Bir kaç saniye içinde de olsa kendime gelerek "Seni seviyorum." dedim. "Gerçekten." Bir adım geri gittim yüzüne bakma bahanesiyle. "Sadece.. dersleri toparlamaya çalışıyorum üniversite için. Ve bu sırada sınıftaki tüm kızlar senden bahsediyor. Onlara sinirlenip sana kızıyorum ben de. Bilmiyorum ya. Kafam karışık." Ne saçmalıyordum ben sabah sabah yahu? Biri beni susturabilir mi? Şöyle kafama ıslak odunla falan vurup bayıltsanız yeterli olur sanırım. Ya da bir kere yetmez, şöyle pekmezim akana kadar eliniz değmişken. Ancak akıllanırım gibi çünkü.
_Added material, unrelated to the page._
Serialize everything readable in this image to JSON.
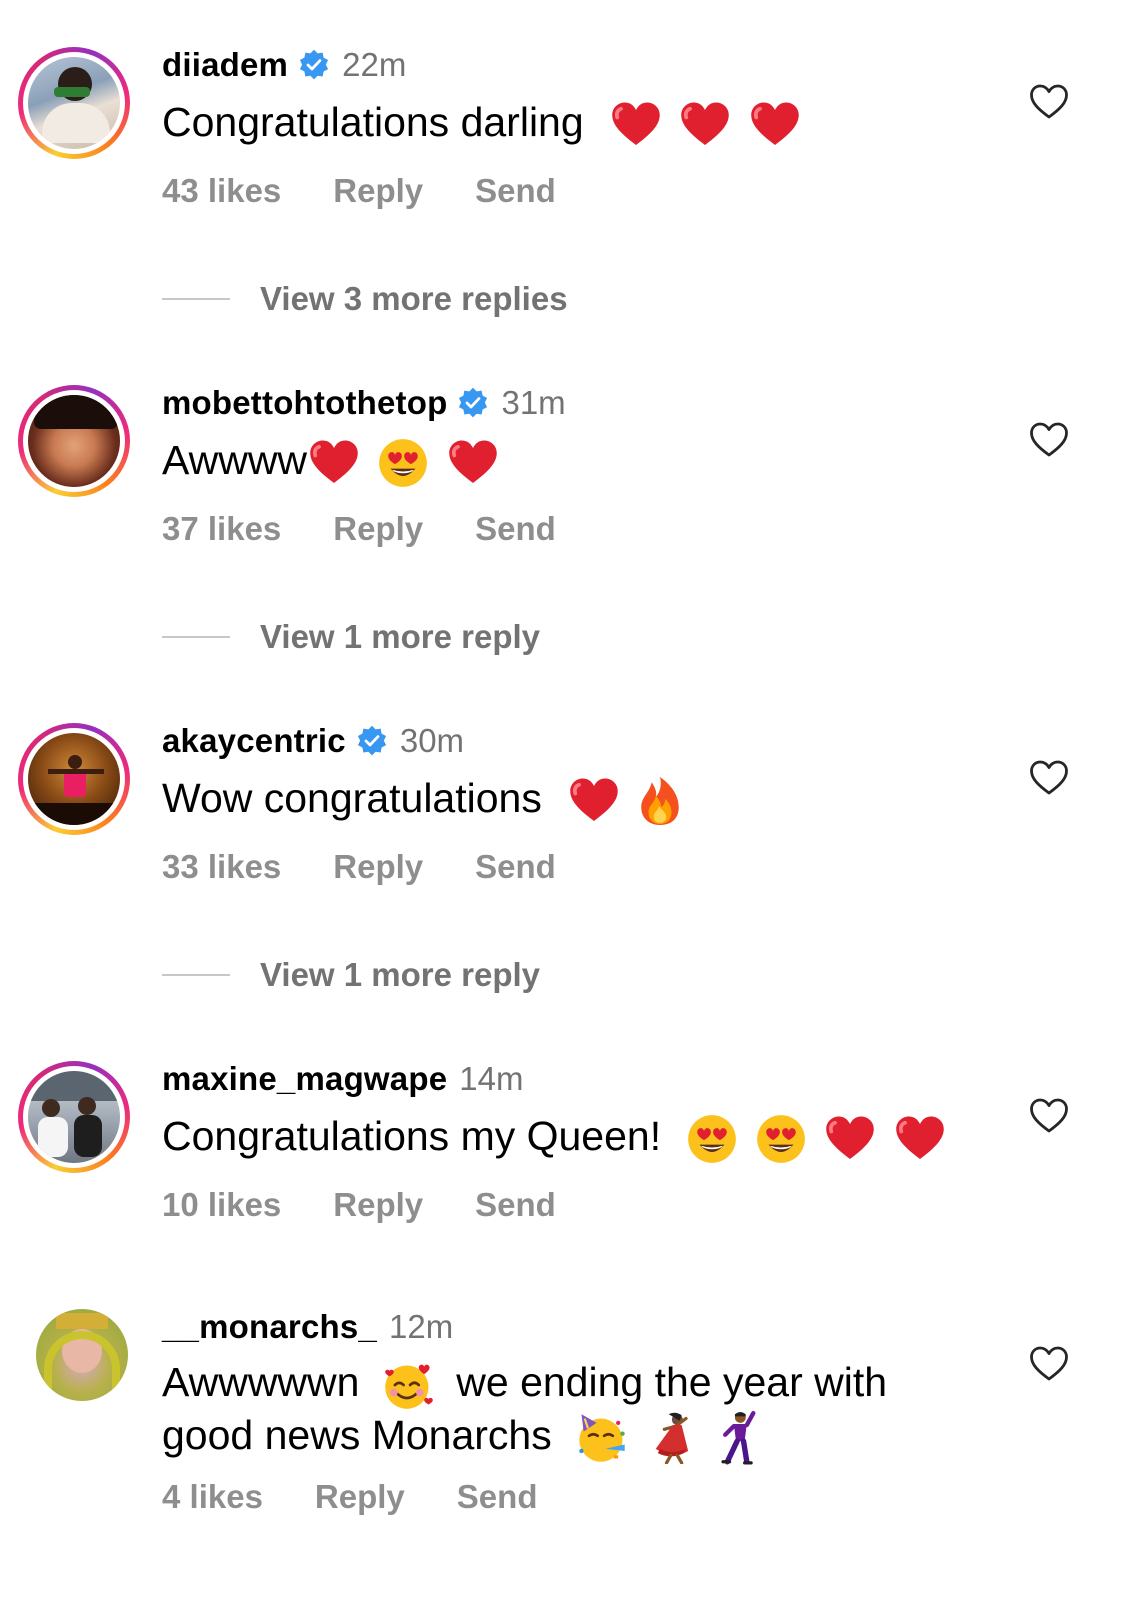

"Ben de seni seviyorum." diyerek tekrar eğilip boynumdan öptü Engin. Kokumu içine çekerken, ağlamamak için zor tutuyordum kendimi. En özlediğim şeydi bu. Sevilmek. Gerçekten sevilmek. Uzun zamandır hissetmediğim bir şeyi, uzun zamandır en çok hissettirmesini istediğim kişi hissettiriyordu. Dibine kadar hem de. Peki o arabaya binip giderken, benim gözlerimden akan yaşlar neyin nesiydi?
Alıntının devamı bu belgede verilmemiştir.